18/5/18

La fe política y el ritmo de la historia

A los veinte años dejé de creer en Dios y de seguir las tradiciones católicas heredadas. A la misma edad empecé a creer que otro mundo es posible, uno mucho mejor que el que nos ha tocado, aunque nunca me involucré en el activismo político porque soy muy tímido y temeroso para eso. Ahora, a los treinta, me doy cuenta que no fue coincidencia dejar la religión y abrazar la política al mismo tiempo: fue reemplazar una fe por otra. Es cierto que el paraíso cristiano (o musulmán) parece una superchería al lado de la utopía social, pero la utopía queda tan lejos en el tiempo y en el espacio que vivir añorándola no es muy distinto que desear otra vida después de la muerte. El mundo cambia, pero no necesariamente mejora. A veces empeora, como ahora mismo en Libia y Venezuela. Quizá la mayor parte del tiempo ni mejora ni empeora. Y cuando mejora lo hace con desesperante lentitud en relación a la vida humana tan breve. Un ejemplo estremecedor de la incompatibilidad entre los ritmos de la historia y de la vida humana es el de los guerrilleros latinoamericanos de la segunda mitad del siglo veinte, que creyeron que el mundo mejor estaba a la vuelta de la esquina –sin ese optimismo difícilmente se hubiesen alzado en armas– y terminaron a menudo asesinados o en el exilio. (Y cuando triunfaron, como en Cuba y Nicaragua, lo que consiguieron desde el gobierno quedó muy lejos de lo que soñaron en el llano. Aunque no debemos olvidar que su fracaso se debe en buena medida a la espada estadounidense que los puso contra la pared.) Así como no es razonable creer en dioses, tampoco es razonable esperar que el mundo, a corto o mediano plazo, vaya a ser mucho mejor de lo que es.

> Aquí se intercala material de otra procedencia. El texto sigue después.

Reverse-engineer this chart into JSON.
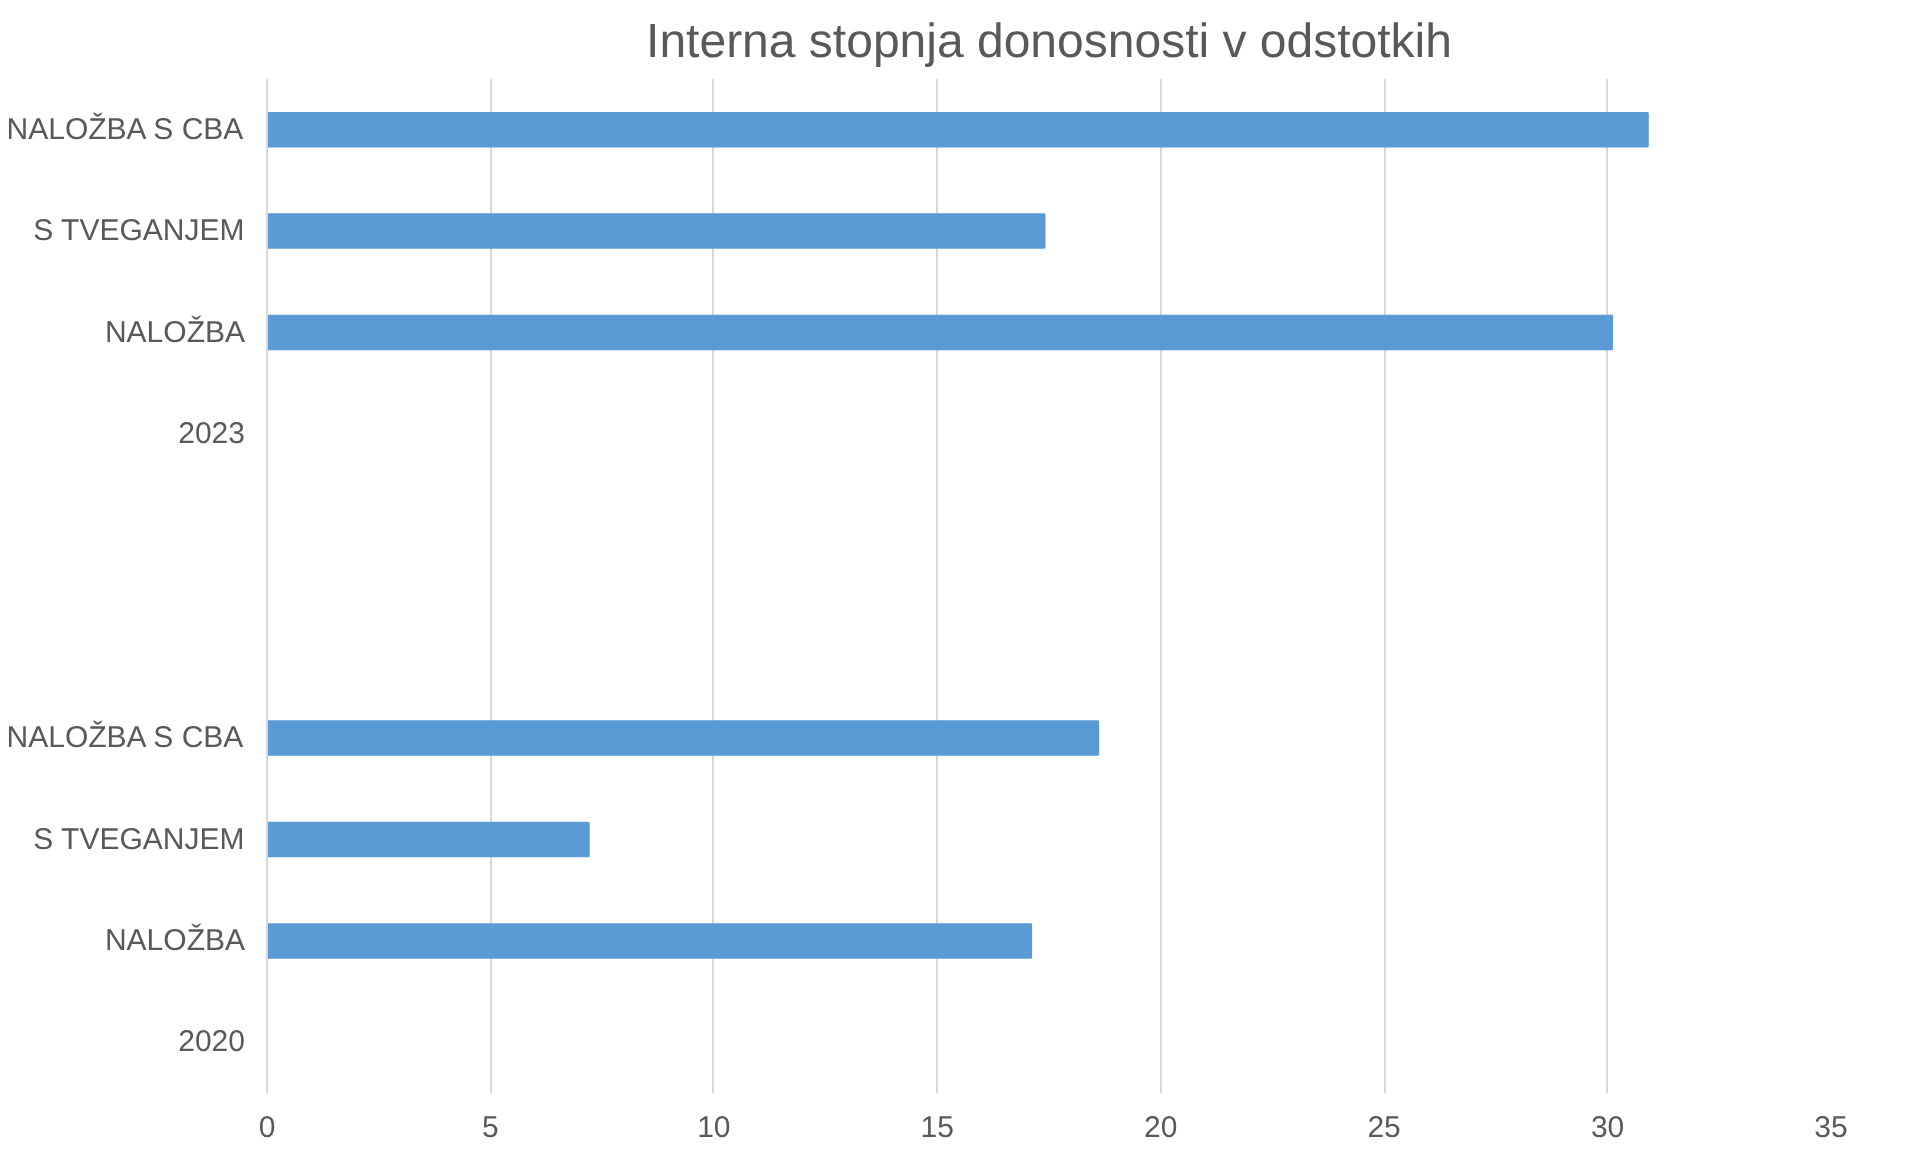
{
  "chart_data": {
    "type": "bar",
    "orientation": "horizontal",
    "title": "Interna stopnja donosnosti v odstotkih",
    "categories": [
      "NALOŽBA S CBA",
      "S TVEGANJEM",
      "NALOŽBA",
      "2023",
      null,
      null,
      "NALOŽBA S CBA",
      "S TVEGANJEM",
      "NALOŽBA",
      "2020"
    ],
    "values": [
      30.9,
      17.4,
      30.1,
      null,
      null,
      null,
      18.6,
      7.2,
      17.1,
      null
    ],
    "color": "#5b9bd5",
    "xlim": [
      0,
      35
    ],
    "xticks": [
      0,
      5,
      10,
      15,
      20,
      25,
      30,
      35
    ],
    "grid": "x"
  }
}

Y sin embargo la esperanza siempre se cuela. Todavía creo que la reconstrucción social radical es necesaria, posible y deseable, pero también creo que en una sociedad industrial moderna –y el Tercer Mundo, a pesar de todo, se desarrolla en esa dirección– las tentativas de cambio radical solo tienen éxito cuando un segmento importante de la población se organiza para realizarlas. No es porque sean quimeras que los cambios radicales no se pueden llevar adelante, sino porque son pocos los ciudadanos que los anhelan. Tampoco debemos culpar a la gente por su tibieza. Es natural su postura si tenemos en cuenta que el efecto de la exposición de los individuos a los medios de comunicación dominantes y a la educación tradicional es alejarlos del escenario en donde se toman las decisiones. Nos vemos así abocados a abordar problemas inmediatos y a postergar el cambio institucional para cuando las condiciones nos sean más favorables. Eso es lo que hizo Bertrand Russell y eso es lo que hace todavía Noam Chomsky.